Sequential Multiple Assignment Treatment for Bipolar Disorder (SMART)

Sequential Multiple Assignment Randomized Treatment (SMART) for Bipolar Disorder

The purpose of this study is to compare which of the two mood stabilizers (drugs that help to steady/stabilize mood in patients with bipolar disorder (BD)), lithium and divalproex, is more effective in patients with bipolar disorder over 26 weeks. The study will also compare if lithium or divalproex used alone versus lithium or divalproex used with quetiapine versus lithium or divalproex used with lamotrigine is more effective when symptoms of depression develop.

Study Overview

Detailed Description

This open methods advancement study will randomize BD patients with clinically significant symptoms to treatment with one of two mood stabilizers (MS), lithium [Li] or divalproex [Div]. Those who develop protocol defined depression will then be randomized to a MS alone, MS + quetiapine [QTP] or MS + lamotrigine [LTG]. A SMART strategy employs a rule for adding new treatments based on each patient's current illness state and response during the trial, mimicking the adaptive nature of treatment selection which occurs in clinical settings, but in a controlled way which allows application of causal inference. By using early indices of response to dynamically alter treatment decisions to improve outcome, SMART eliminates unmeasured confounders associated with treatment decisions that are not randomized, as occurs in data mining exercises and in other non-randomized decisions in studies which randomize one variable at baseline. This sequential adaptive design represents a methodological innovation in bipolar trial history which will have particular implications for effectiveness studies.

Specific Aim A.1: Assess the feasibility of a SMART design in the conduct of an effectiveness study over 26 weeks in patients with BD (bipolar disorder).

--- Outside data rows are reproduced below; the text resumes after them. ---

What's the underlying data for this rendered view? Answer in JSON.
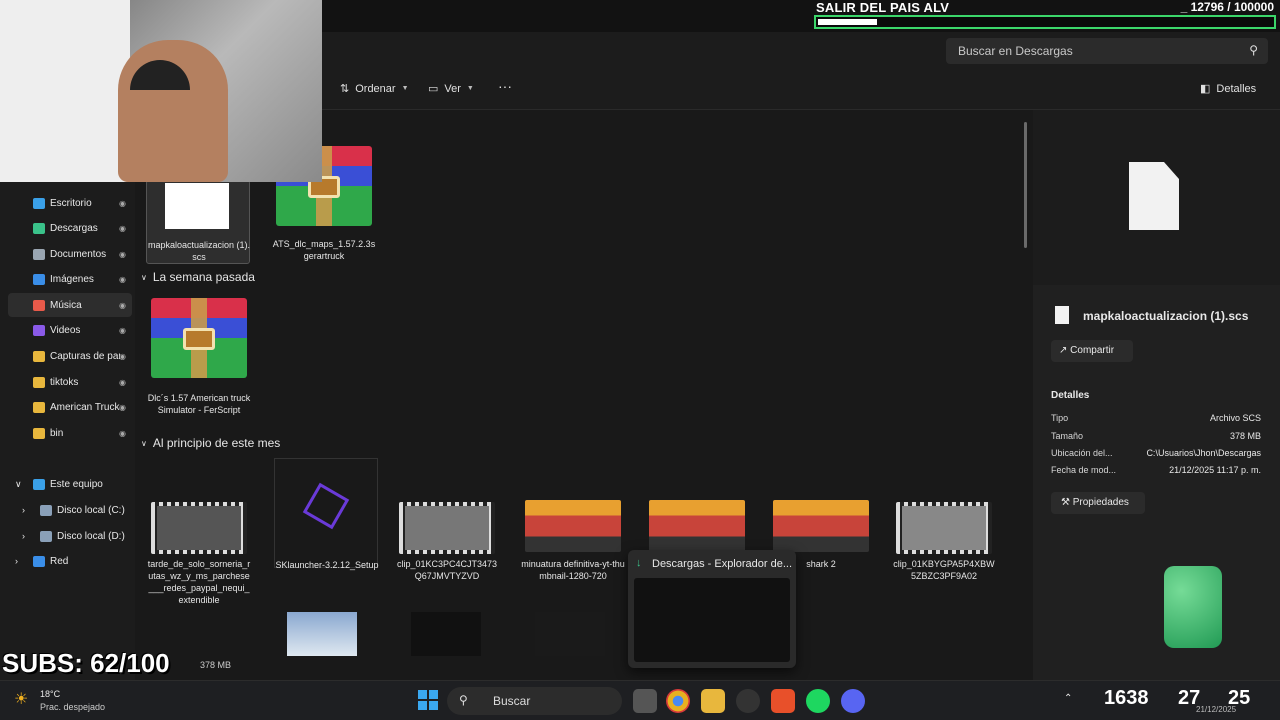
{
  "goal": {
    "title": "SALIR DEL PAIS ALV",
    "count": "_ 12796 / 100000",
    "progress": 0.128
  },
  "search": {
    "placeholder": "Buscar en Descargas"
  },
  "toolbar": {
    "sort": "Ordenar",
    "view": "Ver",
    "more": "···",
    "details": "Detalles"
  },
  "sidebar": {
    "quick": [
      {
        "label": "Escritorio",
        "icon": "desktop-icon",
        "color": "#3aa0e8"
      },
      {
        "label": "Descargas",
        "icon": "download-icon",
        "color": "#3ac28a"
      },
      {
        "label": "Documentos",
        "icon": "document-icon",
        "color": "#9aa6b2"
      },
      {
        "label": "Imágenes",
        "icon": "pictures-icon",
        "color": "#3a8ee8"
      },
      {
        "label": "Música",
        "icon": "music-icon",
        "color": "#e85a4a"
      },
      {
        "label": "Videos",
        "icon": "video-icon",
        "color": "#8a5ae8"
      },
      {
        "label": "Capturas de pan",
        "icon": "folder-icon",
        "color": "#e8b73d"
      },
      {
        "label": "tiktoks",
        "icon": "folder-icon",
        "color": "#e8b73d"
      },
      {
        "label": "American Truck",
        "icon": "folder-icon",
        "color": "#e8b73d"
      },
      {
        "label": "bin",
        "icon": "folder-icon",
        "color": "#e8b73d"
      }
    ],
    "tree": [
      {
        "label": "Este equipo"
      },
      {
        "label": "Disco local (C:)"
      },
      {
        "label": "Disco local (D:)"
      },
      {
        "label": "Red"
      }
    ]
  },
  "groups": {
    "last_week": "La semana pasada",
    "this_month": "Al principio de este mes"
  },
  "files": {
    "top": [
      {
        "name": "mapkaloactualizacion (1).scs"
      },
      {
        "name": "ATS_dlc_maps_1.57.2.3s gerartruck"
      }
    ],
    "week": [
      {
        "name": "Dlc´s 1.57 American truck Simulator - FerScript"
      }
    ],
    "month": [
      {
        "name": "tarde_de_solo_sorneria_rutas_wz_y_ms_parchese___redes_paypal_nequi_extendible"
      },
      {
        "name": "SKlauncher-3.2.12_Setup"
      },
      {
        "name": "clip_01KC3PC4CJT3473Q67JMVTYZVD"
      },
      {
        "name": "minuatura definitiva-yt-thumbnail-1280-720"
      },
      {
        "name": ""
      },
      {
        "name": "shark 2"
      },
      {
        "name": "clip_01KBYGPA5P4XBW5ZBZC3PF9A02"
      }
    ]
  },
  "details": {
    "file_name": "mapkaloactualizacion (1).scs",
    "share": "Compartir",
    "section": "Detalles",
    "rows": [
      {
        "k": "Tipo",
        "v": "Archivo SCS"
      },
      {
        "k": "Tamaño",
        "v": "378 MB"
      },
      {
        "k": "Ubicación del...",
        "v": "C:\\Usuarios\\Jhon\\Descargas"
      },
      {
        "k": "Fecha de mod...",
        "v": "21/12/2025 11:17 p. m."
      }
    ],
    "properties": "Propiedades"
  },
  "status": {
    "size": "378 MB"
  },
  "overlay": {
    "subs": "SUBS: 62/100"
  },
  "hover": {
    "title": "Descargas - Explorador de..."
  },
  "taskbar": {
    "search": "Buscar",
    "weather_temp": "18°C",
    "weather_text": "Prac. despejado",
    "clock": "1638",
    "timer_m": "27",
    "timer_s": "25",
    "date": "21/12/2025"
  }
}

Aim A.2 Compare the effectiveness of Li to Div as a primary component of treatment for BD over 26 weeks.

Aim A.3: Assess the effectiveness of MS + QTP and MS + LTG versus MS in subjects who develop depression.

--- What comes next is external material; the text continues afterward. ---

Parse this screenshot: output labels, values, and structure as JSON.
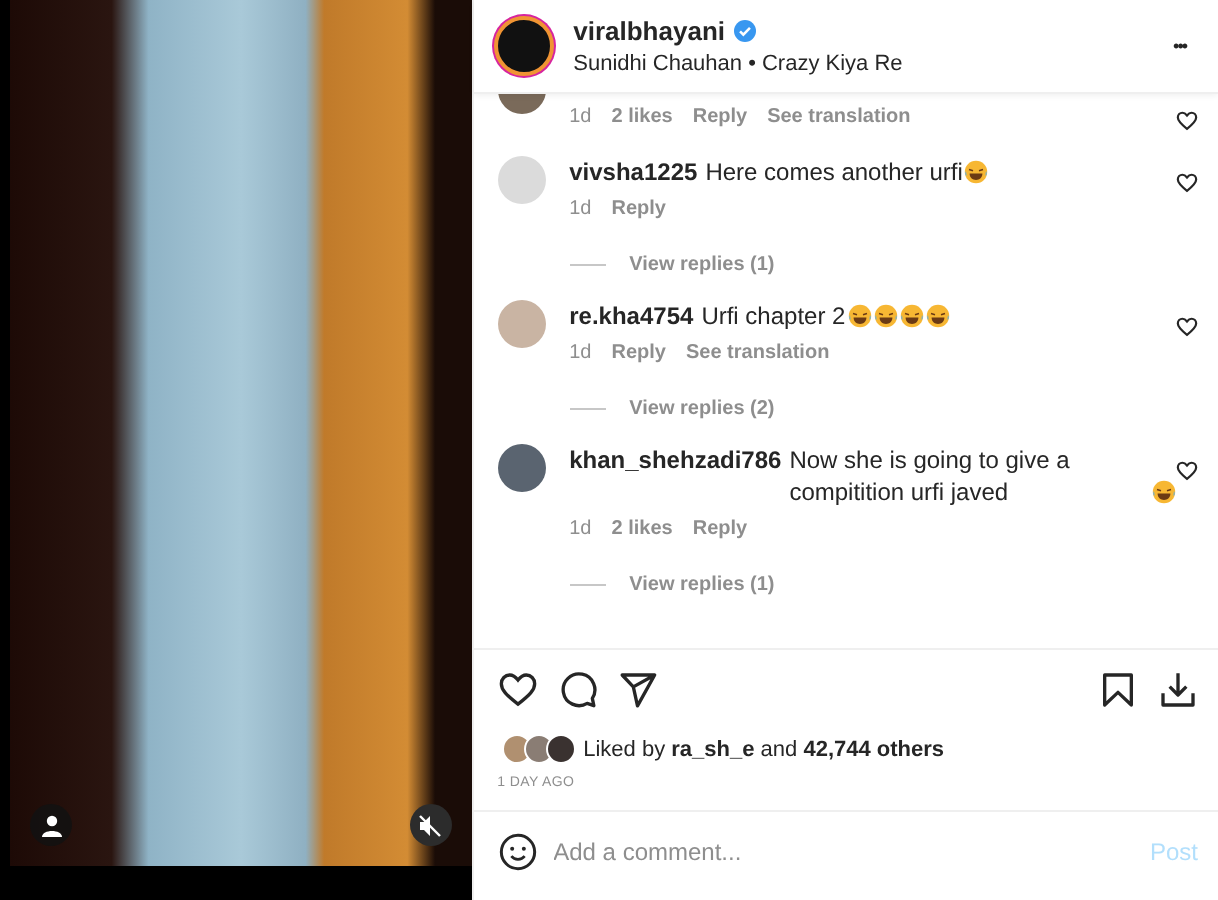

A4. Exploratory Aims: 1.Determine the effects of ethnicity, language facility, education and stress as moderators of treatment outcomes; 2. Explore the use of novel statistical methodologies to more informatively characterize illness trajectories in response to the interventions. In the aggregate these aims also will clarify whether the SMART confirms results provided by traditional, single point randomized controlled trials (RCTs).

Study Type

Interventional

Enrollment (Actual)

112

Phase

  • Phase 4

Contacts and Locations

This section provides the contact details for those conducting the study, and information on where this study is being conducted.

Study Locations

    • Ohio
      • Cleveland, Ohio, United States, 44106
        • Case Western Reserve University
    • Texas
      • San Antonio, Texas, United States, 78229-3900
        • University of Texas Health Science Center

Participation Criteria

Researchers look for people who fit a certain description, called eligibility criteria. Some examples of these criteria are a person's general health condition or prior treatments.

Eligibility Criteria

Ages Eligible for Study

18 years to 65 years (Adult, Older Adult)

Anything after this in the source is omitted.